Reputation: 2342
I have several dataframes in a list, obtained after using np.array_split
and I want to concat some of then into a single dataframe. In this example, I want to concat 3 dataframes contained in b (all but the 2nd one, which is the element b[1] in the list):
df = pd.DataFrame({'country':['a','b','c','d'],
'gdp':[1,2,3,4],
'iso':['x','y','z','w']})
a = np.array_split(df,4)
i = 1
b = a[:i]+a[i+1:]
desired_final_df = pd.DataFrame({'country':['a','c','d'],
'gdp':[1,3,4],
'iso':['x','z','w']})
I have tried to create an empty df and then use append through a loop for the elements in b but with no complete success:
CV = pd.DataFrame()
CV = [CV.append[(b[i])] for i in b] #try1
CV = [CV.append(b[i]) for i in b] #try2
CV = pd.DataFrame([CV.append[(b[i])] for i in b]) #try3
for i in b:
CV.append(b) #try4
I have reached to a solution which works but it is not efficient:
CV = pd.DataFrame()
CV = [CV.append(b) for i in b][0]
In this case, I get in CV three times the same dataframe with all the rows and I just get the first of them. However, in my real case, in which I have big datasets, having three times the same would result in much more time of computation.

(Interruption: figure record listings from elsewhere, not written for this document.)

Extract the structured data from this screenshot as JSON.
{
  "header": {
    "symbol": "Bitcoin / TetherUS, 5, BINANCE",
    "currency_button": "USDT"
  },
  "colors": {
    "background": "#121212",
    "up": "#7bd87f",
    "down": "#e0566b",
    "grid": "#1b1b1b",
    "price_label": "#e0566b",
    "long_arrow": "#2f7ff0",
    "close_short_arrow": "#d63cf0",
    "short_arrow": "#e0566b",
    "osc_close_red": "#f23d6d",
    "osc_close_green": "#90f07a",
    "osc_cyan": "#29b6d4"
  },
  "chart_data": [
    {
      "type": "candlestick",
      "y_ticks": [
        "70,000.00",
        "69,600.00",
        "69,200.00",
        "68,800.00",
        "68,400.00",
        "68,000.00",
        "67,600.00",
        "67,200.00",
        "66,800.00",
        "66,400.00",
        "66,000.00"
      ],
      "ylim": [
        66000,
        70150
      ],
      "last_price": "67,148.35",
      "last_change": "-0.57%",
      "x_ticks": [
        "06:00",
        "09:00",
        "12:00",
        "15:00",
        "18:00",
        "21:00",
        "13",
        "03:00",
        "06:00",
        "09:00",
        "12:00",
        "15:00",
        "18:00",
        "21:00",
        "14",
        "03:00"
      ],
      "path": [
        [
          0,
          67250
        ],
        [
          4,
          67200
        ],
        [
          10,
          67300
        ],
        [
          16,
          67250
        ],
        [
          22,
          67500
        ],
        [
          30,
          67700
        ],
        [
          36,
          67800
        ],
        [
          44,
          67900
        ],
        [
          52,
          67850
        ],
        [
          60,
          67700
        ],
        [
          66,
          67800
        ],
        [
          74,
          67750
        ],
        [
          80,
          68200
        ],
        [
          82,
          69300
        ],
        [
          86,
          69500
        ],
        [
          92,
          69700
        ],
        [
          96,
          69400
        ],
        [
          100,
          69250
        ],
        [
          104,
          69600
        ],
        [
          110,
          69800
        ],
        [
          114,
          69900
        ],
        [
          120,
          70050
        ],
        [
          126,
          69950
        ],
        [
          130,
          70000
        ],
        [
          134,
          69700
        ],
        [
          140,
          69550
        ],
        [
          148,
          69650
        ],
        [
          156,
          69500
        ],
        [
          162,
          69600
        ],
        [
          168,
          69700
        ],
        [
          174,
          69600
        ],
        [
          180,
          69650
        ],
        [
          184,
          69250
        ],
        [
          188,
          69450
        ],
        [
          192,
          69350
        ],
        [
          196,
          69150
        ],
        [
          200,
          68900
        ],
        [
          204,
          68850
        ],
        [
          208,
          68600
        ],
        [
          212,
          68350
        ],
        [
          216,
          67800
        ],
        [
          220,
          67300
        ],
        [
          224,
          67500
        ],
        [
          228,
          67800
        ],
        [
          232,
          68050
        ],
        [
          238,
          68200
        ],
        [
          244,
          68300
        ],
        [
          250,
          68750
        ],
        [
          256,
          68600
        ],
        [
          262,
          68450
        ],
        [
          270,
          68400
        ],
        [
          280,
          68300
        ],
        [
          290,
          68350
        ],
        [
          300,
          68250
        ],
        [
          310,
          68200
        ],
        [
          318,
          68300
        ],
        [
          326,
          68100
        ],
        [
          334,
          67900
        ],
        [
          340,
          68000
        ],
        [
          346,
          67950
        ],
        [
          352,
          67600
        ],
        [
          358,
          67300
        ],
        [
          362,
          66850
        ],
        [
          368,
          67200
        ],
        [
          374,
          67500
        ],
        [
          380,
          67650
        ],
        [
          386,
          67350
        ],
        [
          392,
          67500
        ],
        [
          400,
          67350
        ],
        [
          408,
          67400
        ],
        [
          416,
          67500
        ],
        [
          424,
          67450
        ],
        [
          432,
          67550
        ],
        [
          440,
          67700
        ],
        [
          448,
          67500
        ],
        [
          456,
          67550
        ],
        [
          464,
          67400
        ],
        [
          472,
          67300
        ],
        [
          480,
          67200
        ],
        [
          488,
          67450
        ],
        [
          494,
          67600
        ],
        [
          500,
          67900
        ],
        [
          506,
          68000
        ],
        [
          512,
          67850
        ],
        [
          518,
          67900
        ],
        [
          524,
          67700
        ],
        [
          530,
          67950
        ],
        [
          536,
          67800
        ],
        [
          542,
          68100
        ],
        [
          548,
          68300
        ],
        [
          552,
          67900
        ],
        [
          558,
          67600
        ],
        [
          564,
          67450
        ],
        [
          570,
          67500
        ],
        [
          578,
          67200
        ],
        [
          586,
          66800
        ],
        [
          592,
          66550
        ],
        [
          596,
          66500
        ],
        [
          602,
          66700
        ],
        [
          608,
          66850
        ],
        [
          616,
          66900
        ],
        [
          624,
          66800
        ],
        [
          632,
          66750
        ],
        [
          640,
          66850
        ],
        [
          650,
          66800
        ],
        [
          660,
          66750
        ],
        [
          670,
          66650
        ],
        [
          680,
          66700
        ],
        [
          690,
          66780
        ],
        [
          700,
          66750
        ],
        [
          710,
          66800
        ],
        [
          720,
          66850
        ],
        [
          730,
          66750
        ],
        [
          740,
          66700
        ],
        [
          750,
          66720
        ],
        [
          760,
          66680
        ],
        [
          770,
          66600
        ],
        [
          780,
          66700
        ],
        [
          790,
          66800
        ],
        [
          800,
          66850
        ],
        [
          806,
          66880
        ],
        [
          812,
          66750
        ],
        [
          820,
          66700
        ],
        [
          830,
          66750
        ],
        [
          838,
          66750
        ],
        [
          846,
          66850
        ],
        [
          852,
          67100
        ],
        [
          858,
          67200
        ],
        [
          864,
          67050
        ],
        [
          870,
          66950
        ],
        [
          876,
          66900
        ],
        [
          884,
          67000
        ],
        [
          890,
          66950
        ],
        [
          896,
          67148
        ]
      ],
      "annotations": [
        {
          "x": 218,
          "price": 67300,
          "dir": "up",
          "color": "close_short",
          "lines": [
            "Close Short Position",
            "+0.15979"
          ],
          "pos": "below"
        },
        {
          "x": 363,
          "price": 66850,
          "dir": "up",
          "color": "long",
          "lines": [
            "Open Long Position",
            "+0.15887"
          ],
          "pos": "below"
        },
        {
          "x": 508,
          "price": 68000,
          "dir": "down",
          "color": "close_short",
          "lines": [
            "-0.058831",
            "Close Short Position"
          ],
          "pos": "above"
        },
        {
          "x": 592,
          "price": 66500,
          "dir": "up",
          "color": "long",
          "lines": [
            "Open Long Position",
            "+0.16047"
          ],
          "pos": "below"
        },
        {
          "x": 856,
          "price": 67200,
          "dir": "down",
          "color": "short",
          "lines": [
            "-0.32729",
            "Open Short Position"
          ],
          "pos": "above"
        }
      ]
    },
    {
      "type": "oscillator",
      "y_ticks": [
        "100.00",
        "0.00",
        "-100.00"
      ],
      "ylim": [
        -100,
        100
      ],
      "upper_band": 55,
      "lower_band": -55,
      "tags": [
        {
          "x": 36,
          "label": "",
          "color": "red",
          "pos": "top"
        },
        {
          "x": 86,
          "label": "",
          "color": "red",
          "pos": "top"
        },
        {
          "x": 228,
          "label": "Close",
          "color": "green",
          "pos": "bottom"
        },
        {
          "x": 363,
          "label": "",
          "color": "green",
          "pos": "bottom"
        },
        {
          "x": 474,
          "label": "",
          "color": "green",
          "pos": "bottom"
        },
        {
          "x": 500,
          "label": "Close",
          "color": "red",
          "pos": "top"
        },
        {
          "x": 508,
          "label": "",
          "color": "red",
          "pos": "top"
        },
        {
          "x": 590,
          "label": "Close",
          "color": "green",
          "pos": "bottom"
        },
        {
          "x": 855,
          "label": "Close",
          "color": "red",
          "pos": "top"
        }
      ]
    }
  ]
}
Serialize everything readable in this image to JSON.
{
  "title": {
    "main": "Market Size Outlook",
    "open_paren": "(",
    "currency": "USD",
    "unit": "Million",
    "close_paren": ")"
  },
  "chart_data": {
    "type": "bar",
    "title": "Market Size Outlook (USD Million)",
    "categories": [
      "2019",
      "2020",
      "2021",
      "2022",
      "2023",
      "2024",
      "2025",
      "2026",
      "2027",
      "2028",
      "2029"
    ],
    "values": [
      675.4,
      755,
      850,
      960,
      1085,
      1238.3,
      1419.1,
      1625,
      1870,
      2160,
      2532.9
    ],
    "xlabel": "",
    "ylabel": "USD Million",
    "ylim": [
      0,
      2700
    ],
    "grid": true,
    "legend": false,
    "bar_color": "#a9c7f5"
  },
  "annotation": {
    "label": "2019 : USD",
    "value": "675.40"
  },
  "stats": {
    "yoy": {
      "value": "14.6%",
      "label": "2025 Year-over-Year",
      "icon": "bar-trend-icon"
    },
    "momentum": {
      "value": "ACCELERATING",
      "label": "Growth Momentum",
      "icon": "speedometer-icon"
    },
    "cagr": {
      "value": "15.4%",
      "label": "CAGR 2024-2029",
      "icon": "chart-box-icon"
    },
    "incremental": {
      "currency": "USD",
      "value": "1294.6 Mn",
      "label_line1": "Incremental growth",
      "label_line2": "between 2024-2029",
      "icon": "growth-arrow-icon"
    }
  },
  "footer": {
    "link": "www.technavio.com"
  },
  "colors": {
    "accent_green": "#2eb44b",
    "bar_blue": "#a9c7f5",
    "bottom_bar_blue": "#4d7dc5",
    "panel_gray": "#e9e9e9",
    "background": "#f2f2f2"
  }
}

How could I do that without repeating operations?
Upvotes: 0
Views: 85
Reputation: 8903
To cancatenate multiple DFs, resetting index, use pandas.concat
:
pd.concat(b, ignore_index=True)
output
country gdp iso
0 a 1 x
1 c 3 z
2 d 4 w
Upvotes: 1
Reputation: 7509
According to the docs, DataFrame.append
does not work in-place, like lists. The resulting DataFrame object is returned instead. Catching that object should be enough for what you need:
df = pd.DataFrame()
for next_df in list_of_dfs:
df = df.append(next_df)
You may want to use the keyword argument ignore_index=True
in the append
call so that the indices become continuous, instead of starting from 0 for each appended DataFrame (assuming that the index of the DataFrames in the list all start from 0).
Upvotes: 2